Declan O’Rourke Indian Meal

Declan O’Rourke Indian Meal

It is easy to think that during the Great Irish Famine–caused mainly by the potato blight–that there was no other food available to the starving.

Not the case.

As noted in the previous Chronicle  posts (A, B, C, & D), the British landlords of Ireland controlled most of the land and used the best pastures for raising animals, which the owners exported to England and other places.

In other words, there was food, but British bias permitted an acceptance of what most today would label genocide.

There’s ships leavin’ full of pigs, heifers, and lambs

Some transportin’ convicts to Van Diemaen’s Land

We’re hemorrhagin’ barrels of butter and grain

And all that comes back in and all that remains is…

Indian meal, Indian meal, Indian meal.

(Van Diemen’s Land was the original name used for the island of Tasmania, now part of Australia.)

Declan O’Rourke Indian Meal

Indian Meal

Declan O'Rourke Indian Meal
Famine meal ticket

The fifth song of Declan O’Rourke’s Chronicles of the Great Irish Famine album is “Indian Meal.” Once again, the melody belies the message.

The seemingly happy-go-lucky step-dancing tune carries a bitter message: Your potato is gone. Be satisfied with what you can find.

In the midst of the famine, the English changed leadership and charged Sir Charles Edward Trevelyan with famine relief.

Charles Edward Trevelyan

According to the History Place site, “ Trevelyan ordered the closing of the food depots in Ireland that had been selling…Indian corn. He also rejected another boatload of Indian corn already headed for Ireland. His reasoning, as he explained in a letter, was to prevent the Irish from becoming “habitually dependent” on the British government. His openly stated desire was to make “Irish property support Irish poverty.”

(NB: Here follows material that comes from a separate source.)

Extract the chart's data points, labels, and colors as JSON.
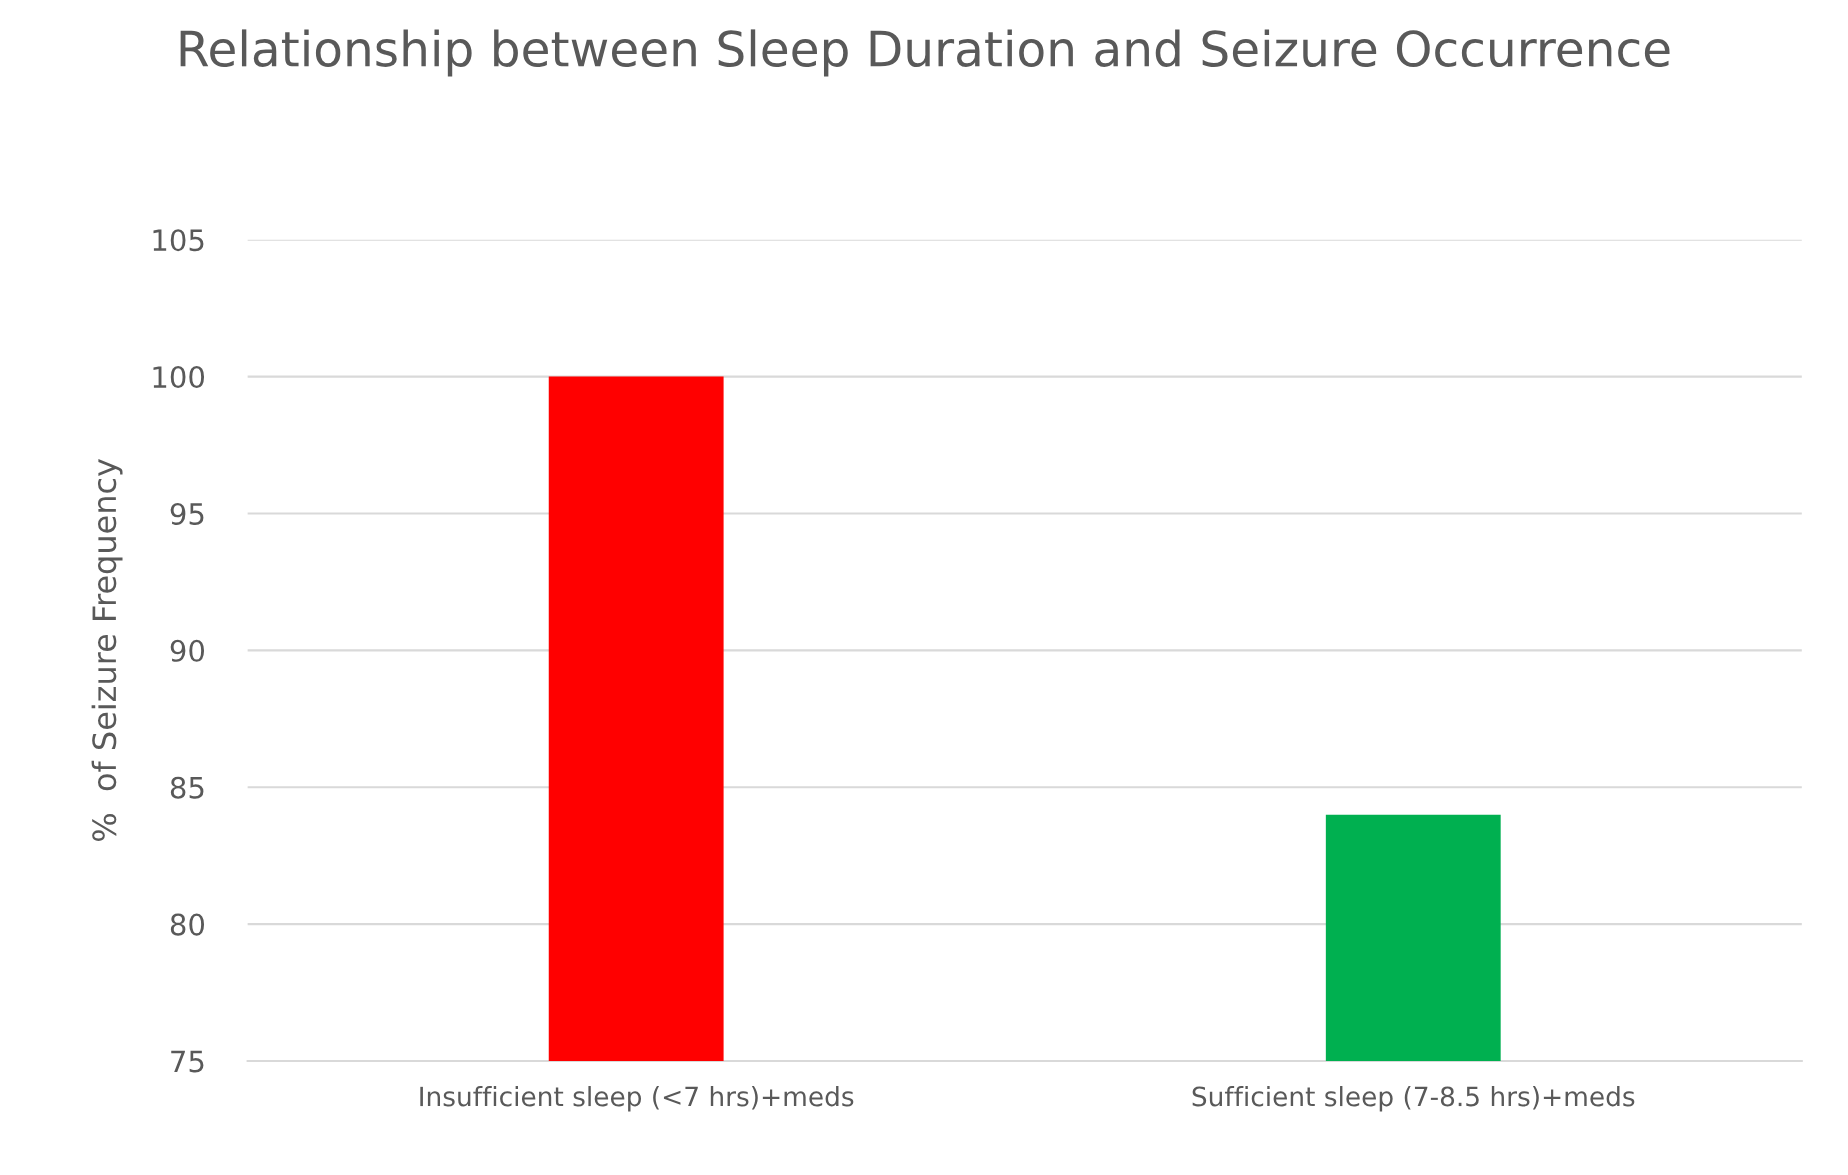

Declan O’Rourke Indian Meal

Penny a pound

Despite that laissez-faire policy, corn meal did become one of the things that the starving Irish did have access to.

Somewhat.

For a penny a pound. Storehouses often stayed full of Indian meal because the starving who literally stood outside the storehouse,  had no money.

Declan O’Rourke Indian Meal

Bothar bui–Yellow Road

They’re pavin’ the streets of Americay

With gold at your feet for a dollar a day

While here on the works we make botharin bui

For the yella’ or barely a shillin’ a piece.

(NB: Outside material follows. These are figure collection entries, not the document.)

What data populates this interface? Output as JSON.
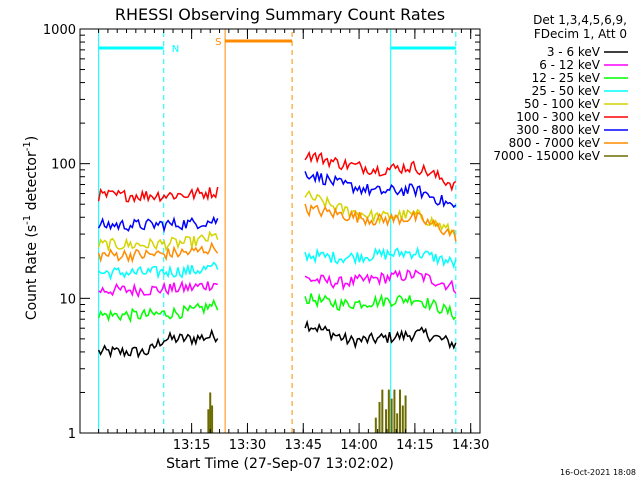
{
  "chart_data": {
    "type": "line",
    "title": "RHESSI Observing Summary Count Rates",
    "xlabel": "Start Time (27-Sep-07 13:02:02)",
    "ylabel_main": "Count Rate (s",
    "ylabel_sup1": "-1",
    "ylabel_mid": " detector",
    "ylabel_sup2": "-1",
    "ylabel_end": ")",
    "yscale": "log",
    "ylim": [
      1,
      1000
    ],
    "xlim_minutes": [
      -2,
      41
    ],
    "x_ticks": [
      {
        "t": 10,
        "label": "13:15"
      },
      {
        "t": 16,
        "label": "13:30"
      },
      {
        "t": 22,
        "label": "13:45"
      },
      {
        "t": 28,
        "label": "14:00"
      },
      {
        "t": 34,
        "label": "14:15"
      },
      {
        "t": 40,
        "label": "14:30"
      }
    ],
    "y_ticks": [
      {
        "v": 1,
        "label": "1"
      },
      {
        "v": 10,
        "label": "10"
      },
      {
        "v": 100,
        "label": "100"
      },
      {
        "v": 1000,
        "label": "1000"
      }
    ],
    "legend_header": [
      "Det 1,3,4,5,6,9,",
      "FDecim 1, Att 0"
    ],
    "series": [
      {
        "name": "3 - 6 keV",
        "color": "#000000",
        "seg1": {
          "x": [
            0,
            5.4,
            7,
            10,
            12.8
          ],
          "y": [
            4,
            4,
            5,
            5,
            5.3
          ]
        },
        "seg2": {
          "x": [
            22.2,
            27,
            30,
            35,
            38.4
          ],
          "y": [
            6.5,
            4.8,
            5,
            5.5,
            4.5
          ]
        }
      },
      {
        "name": "6 - 12 keV",
        "color": "#ff00ff",
        "seg1": {
          "x": [
            0,
            5,
            10,
            12.8
          ],
          "y": [
            11.5,
            11.5,
            12,
            13
          ]
        },
        "seg2": {
          "x": [
            22.2,
            26,
            30,
            34,
            38.4
          ],
          "y": [
            14,
            13,
            14,
            15,
            12
          ]
        }
      },
      {
        "name": "12 - 25 keV",
        "color": "#00ff00",
        "seg1": {
          "x": [
            0,
            5,
            10,
            12.8
          ],
          "y": [
            7.5,
            7.5,
            8,
            9
          ]
        },
        "seg2": {
          "x": [
            22.2,
            26,
            30,
            34,
            38.4
          ],
          "y": [
            10,
            9,
            9.5,
            10,
            7.5
          ]
        }
      },
      {
        "name": "25 - 50 keV",
        "color": "#00ffff",
        "seg1": {
          "x": [
            0,
            5,
            10,
            12.8
          ],
          "y": [
            15.5,
            15.5,
            16,
            17
          ]
        },
        "seg2": {
          "x": [
            22.2,
            26,
            30,
            34,
            38.4
          ],
          "y": [
            21,
            20,
            21,
            22,
            18
          ]
        }
      },
      {
        "name": "50 - 100 keV",
        "color": "#d4d400",
        "seg1": {
          "x": [
            0,
            5,
            10,
            12.8
          ],
          "y": [
            25,
            25,
            26,
            29
          ]
        },
        "seg2": {
          "x": [
            22.2,
            26,
            30,
            34,
            38.4
          ],
          "y": [
            58,
            46,
            40,
            42,
            30
          ]
        }
      },
      {
        "name": "100 - 300 keV",
        "color": "#ff0000",
        "seg1": {
          "x": [
            0,
            5,
            10,
            12.8
          ],
          "y": [
            58,
            58,
            59,
            62
          ]
        },
        "seg2": {
          "x": [
            22.2,
            26,
            30,
            34,
            38.4
          ],
          "y": [
            118,
            100,
            90,
            95,
            68
          ]
        }
      },
      {
        "name": "300 - 800 keV",
        "color": "#0000ff",
        "seg1": {
          "x": [
            0,
            5,
            10,
            12.8
          ],
          "y": [
            35,
            35,
            36,
            38
          ]
        },
        "seg2": {
          "x": [
            22.2,
            26,
            30,
            34,
            38.4
          ],
          "y": [
            86,
            70,
            62,
            64,
            47
          ]
        }
      },
      {
        "name": "800 - 7000 keV",
        "color": "#ff8c00",
        "seg1": {
          "x": [
            0,
            5,
            10,
            12.8
          ],
          "y": [
            21,
            21,
            22,
            24
          ]
        },
        "seg2": {
          "x": [
            22.2,
            26,
            30,
            34,
            38.4
          ],
          "y": [
            46,
            42,
            38,
            40,
            29
          ]
        }
      },
      {
        "name": "7000 - 15000 keV",
        "color": "#6b6b00",
        "seg1": {
          "x": [],
          "y": []
        },
        "seg2": {
          "x": [],
          "y": []
        }
      }
    ],
    "markers": [
      {
        "type": "N",
        "color": "#00ffff",
        "x_start": 0,
        "x_end": 7,
        "label": "N"
      },
      {
        "type": "N",
        "color": "#00ffff",
        "x_start": 31.4,
        "x_end": 38.4,
        "label": ""
      },
      {
        "type": "S",
        "color": "#ff8c00",
        "x_start": 13.6,
        "x_end": 20.8,
        "label": "S"
      }
    ],
    "spikes": [
      {
        "x": 11.8,
        "y": 1.5
      },
      {
        "x": 12.0,
        "y": 2.0
      },
      {
        "x": 12.2,
        "y": 1.6
      },
      {
        "x": 29.8,
        "y": 1.3
      },
      {
        "x": 30.2,
        "y": 1.7
      },
      {
        "x": 30.5,
        "y": 2.1
      },
      {
        "x": 30.9,
        "y": 1.5
      },
      {
        "x": 31.2,
        "y": 2.1
      },
      {
        "x": 31.5,
        "y": 1.8
      },
      {
        "x": 31.8,
        "y": 2.1
      },
      {
        "x": 32.1,
        "y": 1.4
      },
      {
        "x": 32.4,
        "y": 2.1
      },
      {
        "x": 32.7,
        "y": 1.6
      },
      {
        "x": 33.0,
        "y": 1.9
      }
    ]
  },
  "timestamp": "16-Oct-2021 18:08"
}
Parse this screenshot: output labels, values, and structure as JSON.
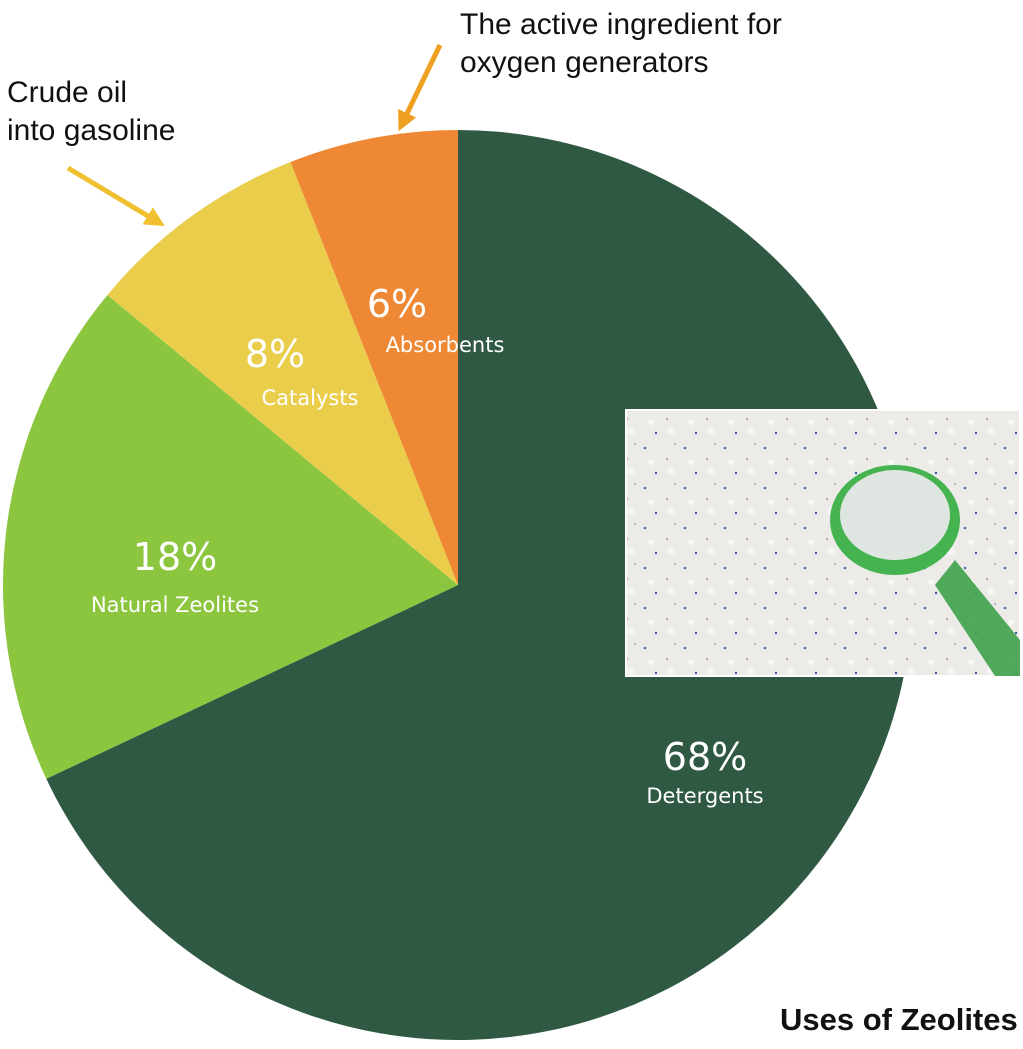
{
  "chart_data": {
    "type": "pie",
    "title": "Uses of Zeolites",
    "categories": [
      "Detergents",
      "Natural Zeolites",
      "Catalysts",
      "Absorbents"
    ],
    "values": [
      68,
      18,
      8,
      6
    ],
    "value_labels": [
      "68%",
      "18%",
      "8%",
      "6%"
    ],
    "colors": [
      "#2f5943",
      "#8cc63f",
      "#e9cd4b",
      "#ee8834"
    ],
    "annotations": [
      {
        "lines": [
          "The active ingredient for",
          "oxygen generators"
        ],
        "color": "#f0a020"
      },
      {
        "lines": [
          "Crude oil",
          "into gasoline"
        ],
        "color": "#f0c030"
      }
    ]
  }
}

Road workers, in lieu of cash, accepted Indian meal as payment. Ironically, at the same time that myth described the streets of America as “paved with gold,” many roads of Ireland became known as “yellow roads” because workers survived–barely–on the yellow corn meal.

Some rural Irish roads today still contain the name Bothar bui.

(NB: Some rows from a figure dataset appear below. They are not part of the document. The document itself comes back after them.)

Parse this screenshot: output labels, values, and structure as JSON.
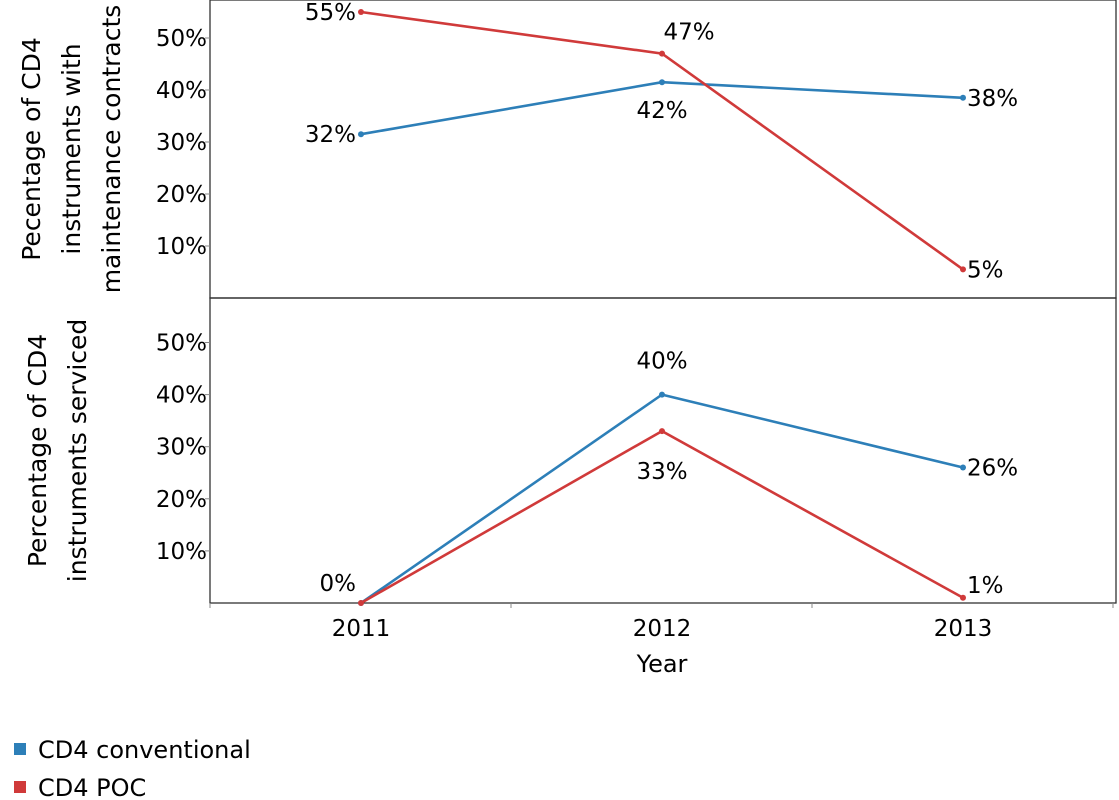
{
  "chart_data": [
    {
      "type": "line",
      "ylabel": "Pecentage of CD4 instruments with maintenance contracts",
      "ylabel_lines": [
        "Pecentage of CD4",
        "instruments with",
        "maintenance contracts"
      ],
      "x": [
        "2011",
        "2012",
        "2013"
      ],
      "ylim": [
        0,
        57
      ],
      "yticks": [
        "10%",
        "20%",
        "30%",
        "40%",
        "50%"
      ],
      "ytick_values": [
        10,
        20,
        30,
        40,
        50
      ],
      "series": [
        {
          "name": "CD4 conventional",
          "color": "#2d7fb8",
          "values": [
            31.5,
            41.5,
            38.5
          ],
          "labels": [
            "32%",
            "42%",
            "38%"
          ]
        },
        {
          "name": "CD4 POC",
          "color": "#d03a3a",
          "values": [
            55,
            47,
            5.5
          ],
          "labels": [
            "55%",
            "47%",
            "5%"
          ]
        }
      ]
    },
    {
      "type": "line",
      "ylabel": "Percentage of CD4 instruments serviced",
      "ylabel_lines": [
        "Percentage of CD4",
        "instruments serviced"
      ],
      "x": [
        "2011",
        "2012",
        "2013"
      ],
      "ylim": [
        0,
        57
      ],
      "yticks": [
        "10%",
        "20%",
        "30%",
        "40%",
        "50%"
      ],
      "ytick_values": [
        10,
        20,
        30,
        40,
        50
      ],
      "xlabel": "Year",
      "series": [
        {
          "name": "CD4 conventional",
          "color": "#2d7fb8",
          "values": [
            0,
            40,
            26
          ],
          "labels": [
            "0%",
            "40%",
            "26%"
          ]
        },
        {
          "name": "CD4 POC",
          "color": "#d03a3a",
          "values": [
            0,
            33,
            1
          ],
          "labels": [
            "",
            "33%",
            "1%"
          ]
        }
      ]
    }
  ],
  "legend": {
    "placement": "bottom-left",
    "items": [
      {
        "label": "CD4 conventional",
        "color": "#2d7fb8"
      },
      {
        "label": "CD4 POC",
        "color": "#d03a3a"
      }
    ]
  }
}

For the majority of the Irish, daily life was often a torturous path to death by disease due to starvation.

Declan O’Rourke Indian Meal

Nicholas Cummins

Again from the History Place site: Nicholas Cummins, the magistrate of Cork, visited the hard-hit coastal district of Skibbereen. “I entered some of the hovels,” he wrote, “and the scenes which presented themselves were such as no tongue or pen can convey the slightest idea of. In the first, six famished and ghastly skeletons, to all appearances dead, were huddled in a corner on some filthy straw, their sole covering what seemed a ragged horsecloth, their wretched legs hanging about, naked above the knees. I approached with horror, and found by a low moaning they were alive — they were in fever, four children, a woman and what had once been a man. It is impossible to go through the detail. Suffice it to say, that in a few minutes I was surrounded by at least 200 such phantoms, such frightful spectres as no words can describe, [suffering] either from famine or from fever. Their demoniac yells are still ringing in my ears, and their horrible images are fixed upon my brain.”